While I haven’t written a book or tried to sell one on my blog, if I do go that route in the future I will likely focus on solving a problem people have. If you can solve a “migraine” problem through your book people will be much more inclined to pay money for it.
7) Selling a Product you created
One of my favorite business/entrepreneurship/lifestyle books is Tim Ferriss’ The 4-Hour Workweek. In this book the main strategy he gives people for making passive money is creating a product and selling it online. He refers to it as a “muse.”
A muse is something that hasn’t been made before, but doesn’t have to be a ridiculous new invention, either. For example a couple people who read his book decided to create a two-person yoga mat. It’s essentially just a really big yoga mat. Nothing too “insane” from a creative standpoint but it clearly had a market as it ended up bringing in over $15,000 a month in sales.
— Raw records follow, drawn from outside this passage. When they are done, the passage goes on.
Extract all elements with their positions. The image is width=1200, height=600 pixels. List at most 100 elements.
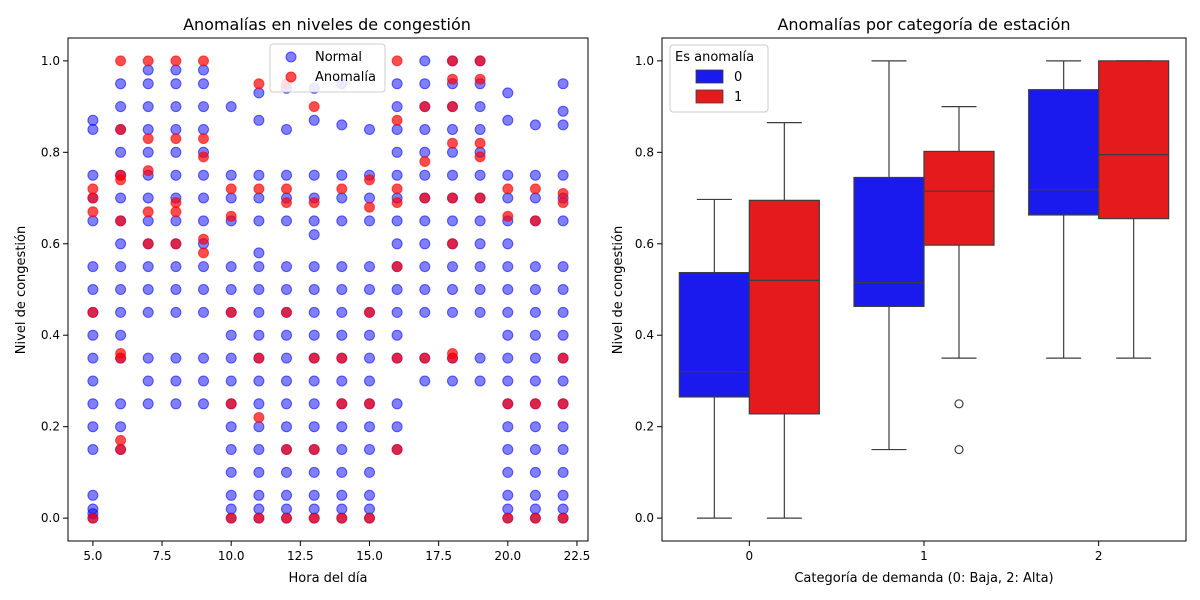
scatter-point — [447, 215, 458, 227]
scatter-point — [502, 398, 514, 410]
scatter-point — [115, 434, 127, 446]
box-x-tick-label: 0 — [746, 549, 754, 563]
scatter-point — [557, 512, 569, 524]
box-iqr — [923, 150, 995, 246]
scatter-point — [557, 329, 569, 341]
scatter-point — [557, 489, 569, 501]
scatter-y-tick-label: 0.6 — [41, 237, 60, 251]
scatter-point — [557, 105, 569, 117]
scatter-point — [281, 512, 292, 524]
scatter-point — [529, 284, 541, 295]
scatter-point — [364, 512, 375, 524]
scatter-point — [447, 137, 458, 149]
scatter-point — [225, 512, 237, 524]
scatter-point — [419, 101, 431, 113]
scatter-point — [225, 375, 237, 387]
scatter-point — [115, 398, 127, 410]
scatter-point — [308, 503, 320, 515]
box-outlier — [954, 399, 964, 409]
box-iqr — [1098, 60, 1170, 220]
scatter-point — [391, 78, 403, 90]
scatter-point — [336, 183, 348, 195]
scatter-point — [87, 284, 99, 295]
scatter-point — [253, 284, 265, 295]
scatter-point — [170, 238, 182, 250]
scatter-point — [142, 165, 154, 177]
scatter-point — [474, 151, 486, 163]
scatter-point — [391, 238, 403, 250]
scatter-point — [225, 192, 237, 204]
scatter-point — [391, 215, 403, 227]
box-y-tick-label: 0.2 — [635, 420, 654, 434]
scatter-point — [419, 352, 431, 364]
scatter-point — [364, 261, 375, 273]
scatter-point — [364, 306, 375, 318]
scatter-point — [391, 398, 403, 410]
scatter-point — [170, 133, 182, 145]
scatter-point — [308, 512, 320, 524]
scatter-point — [447, 55, 458, 67]
scatter-point — [198, 352, 209, 364]
scatter-legend: Normal Anomalía — [269, 43, 386, 93]
scatter-point — [115, 124, 127, 135]
scatter-point — [198, 398, 209, 410]
scatter-point — [308, 466, 320, 478]
scatter-point — [364, 201, 375, 213]
scatter-point — [198, 55, 209, 67]
scatter-point — [447, 306, 458, 318]
scatter-point — [87, 206, 99, 218]
scatter-point — [170, 398, 182, 410]
scatter-point — [253, 398, 265, 410]
scatter-point — [115, 169, 127, 181]
scatter-point — [115, 192, 127, 204]
scatter-point — [253, 503, 265, 515]
scatter-point — [474, 284, 486, 295]
scatter-point — [474, 169, 486, 181]
scatter-point — [391, 114, 403, 126]
scatter-point — [87, 398, 99, 410]
scatter-point — [170, 124, 182, 135]
scatter-point — [336, 503, 348, 515]
scatter-point — [529, 444, 541, 455]
scatter-point — [364, 375, 375, 387]
scatter-point — [364, 284, 375, 295]
scatter-y-tick-label: 0.0 — [41, 511, 60, 525]
scatter-point — [529, 215, 541, 227]
scatter-point — [502, 512, 514, 524]
scatter-point — [281, 398, 292, 410]
scatter-x-tick-label: 20.0 — [494, 549, 521, 563]
scatter-point — [502, 375, 514, 387]
scatter-point — [419, 169, 431, 181]
scatter-point — [391, 421, 403, 433]
scatter-point — [447, 192, 458, 204]
scatter-point — [87, 192, 99, 204]
scatter-point — [253, 183, 265, 195]
scatter-point — [336, 444, 348, 455]
scatter-point — [308, 101, 320, 113]
scatter-point — [557, 215, 569, 227]
scatter-point — [529, 169, 541, 181]
scatter-point — [391, 169, 403, 181]
scatter-point — [87, 444, 99, 455]
scatter-point — [170, 215, 182, 227]
scatter-points — [87, 55, 569, 524]
scatter-point — [364, 421, 375, 433]
scatter-x-label: Hora del día — [289, 571, 368, 586]
scatter-y-tick-label: 0.8 — [41, 145, 60, 159]
scatter-point — [502, 192, 514, 204]
scatter-point — [198, 151, 209, 163]
box-series-0 — [678, 60, 1100, 519]
scatter-point — [87, 503, 99, 515]
scatter-point — [557, 284, 569, 295]
scatter-point — [529, 489, 541, 501]
box-y-axis: 0.0 0.2 0.4 0.6 0.8 1.0 — [635, 54, 662, 525]
scatter-x-tick-label: 15.0 — [356, 549, 383, 563]
box-y-tick-label: 1.0 — [635, 54, 654, 68]
scatter-series-anomalia — [87, 55, 569, 524]
scatter-point — [225, 183, 237, 195]
scatter-y-tick-label: 0.2 — [41, 420, 60, 434]
scatter-point — [142, 261, 154, 273]
scatter-point — [281, 466, 292, 478]
scatter-point — [364, 215, 375, 227]
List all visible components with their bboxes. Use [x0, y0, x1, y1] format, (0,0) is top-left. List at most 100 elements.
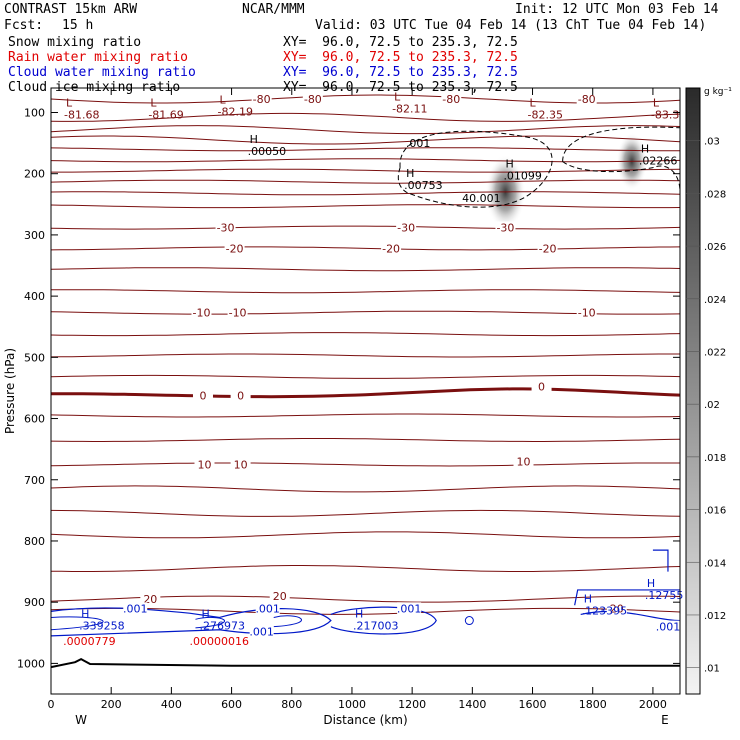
extremum-value-0: -81.68 — [64, 108, 99, 121]
temperature-label-14: 0 — [237, 389, 244, 402]
cloud-water-contour-3 — [195, 616, 225, 629]
temperature-contour-19 — [50, 413, 681, 418]
x-tick-label-6: 1200 — [398, 698, 426, 711]
temperature-label-bg-8 — [381, 242, 402, 255]
extremum-value-11: .123395 — [582, 604, 628, 617]
temperature-contour-22 — [50, 485, 681, 493]
rain-value-0: .0000779 — [63, 635, 116, 648]
cloud-ice-contours — [397, 126, 681, 208]
temperature-label-bg-17 — [230, 458, 251, 471]
y-tick-label-2: 300 — [24, 229, 45, 242]
extremum-marker-13: H — [201, 608, 209, 621]
colorbar-label-4: .018 — [704, 453, 726, 464]
extremum-value-7: .01099 — [503, 170, 541, 183]
temperature-contour-3 — [50, 135, 681, 145]
temperature-contour-4 — [50, 147, 680, 152]
extremum-marker-3: L — [394, 90, 401, 103]
extremum-value-9: .02266 — [639, 154, 678, 167]
extremum-value-8: .00753 — [404, 179, 443, 192]
temperature-label-6: -30 — [496, 222, 514, 235]
temperature-contour-12 — [50, 267, 681, 272]
extremum-value-2: -82.19 — [218, 105, 253, 118]
temperature-label-bg-15 — [531, 380, 552, 393]
temperature-label-bg-12 — [576, 306, 597, 319]
model-title: CONTRAST 15km ARW — [4, 2, 138, 17]
temperature-label-bg-18 — [513, 455, 534, 468]
x-tick-label-7: 1400 — [458, 698, 486, 711]
temperature-label-bg-14 — [230, 389, 251, 402]
terrain-surface — [50, 657, 680, 669]
x-tick-label-3: 600 — [221, 698, 242, 711]
temperature-contour-6 — [51, 168, 681, 173]
field-cloudwater-xy: XY= 96.0, 72.5 to 235.3, 72.5 — [283, 65, 518, 80]
org-label: NCAR/MMM — [242, 2, 305, 17]
surface-line — [50, 657, 680, 669]
y-tick-label-5: 600 — [24, 413, 45, 426]
extremum-value-14: .217003 — [353, 620, 399, 633]
plot-frame — [50, 87, 681, 695]
temperature-label-bg-0 — [251, 93, 272, 106]
colorbar: .01 .012 .014 .016 .018 .02 .022 .024 .026 .028 .0… — [685, 87, 732, 695]
colorbar-label-7: .024 — [704, 295, 726, 306]
init-time: Init: 12 UTC Mon 03 Feb 14 — [515, 2, 719, 17]
cloud-water-label-bg-2 — [249, 625, 274, 638]
cloud-water-contour-2 — [50, 616, 104, 631]
temperature-contour-17 — [50, 374, 681, 379]
cloud-water-contour-1 — [330, 606, 437, 635]
x-tick-label-0: 0 — [48, 698, 55, 711]
field-rain-xy: XY= 96.0, 72.5 to 235.3, 72.5 — [283, 50, 518, 65]
extremum-marker-7: H — [505, 158, 513, 171]
cloud-water-label-0: .001 — [123, 602, 148, 615]
cloud-ice-contour-1 — [562, 126, 681, 193]
temperature-label-17: 10 — [234, 458, 248, 471]
contour-labels: -80 -80 -80 -80 -30 -30 -30 -20 -20 -20 -10 -10 -10 0… — [63, 90, 683, 648]
temperature-label-18: 10 — [517, 455, 531, 468]
temperature-label-20: 20 — [273, 590, 287, 603]
temperature-label-1: -80 — [304, 93, 322, 106]
field-snow-name: Snow mixing ratio — [8, 35, 142, 50]
colorbar-units: g kg⁻¹ — [704, 87, 732, 97]
y-tick-label-4: 500 — [24, 351, 45, 364]
temperature-contour-1 — [50, 112, 681, 122]
temperature-label-bg-2 — [441, 93, 462, 106]
temperature-contour-20 — [50, 438, 681, 442]
extremum-marker-0: L — [66, 96, 73, 109]
temperature-label-bg-13 — [192, 389, 213, 402]
colorbar-label-0: .01 — [704, 664, 720, 675]
temperature-contour-15 — [50, 332, 681, 337]
extremum-marker-1: L — [150, 96, 157, 109]
temperature-label-2: -80 — [442, 93, 460, 106]
temperature-label-bg-10 — [191, 306, 212, 319]
temperature-label-5: -30 — [397, 222, 415, 235]
cloud-water-label-bg-1 — [255, 602, 280, 615]
cloud-water-label-3: .001 — [397, 602, 422, 615]
temperature-contour-13 — [51, 289, 681, 294]
temperature-contour-2 — [50, 125, 681, 135]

Creating a product is tough, but because of this it also has a much higher potential from an income perspective. After all, you are providing more value because you aren’t simply referring people to a website to purchase things that some other vendor created, marketed, and serviced. Instead you are taking as high a profit margin as you want (or are able to, depending on what you create) because you control the pricing.
8) Leveraging your blog for contract work
The final way to make money blogging is leveraging your blog for contract work. I put this in a different category of selling a product you create because typically this is more “service” work that requires you to trade your time for money instead of creating a passive income.
Despite not being passive income, leveraging your blog for contract work can still be a great way to monetize your blog. I was able to freelance write for a site for nearly a year at a rate of $50 a post. I negotiated it up to $75 after six months and even had two posts a week for a period of time. Having a blog was the sole reason I was able to land this job. After all, the editor found the site and reached out to me, not the other way around.
Besides freelance writing many bloggers move into social media management and general blog management. These are skills that bloggers acquire over the course of starting and running a blog, so it’s a natural service to offer. I would encourage all bloggers to “think outside the box” because there really is an unlimited amount – and type – of contract work that bloggers are uniquely qualified for.
Hopefully after reading this post you realize there are a variety of ways to make money blogging. Ultimately it’s true that blogging isn’t “easy money,” but it is possible to make money. Tens of thousands of bloggers make money blogging every day, and some even do it full-time. They all had to start somewhere, so if you haven’t taken the plunge into blogging: get started!
Do you currently make money blogging? What has been the best strategy? If you don’t currently make money blogging, which of the 8 ideas sounds the most appealing to you?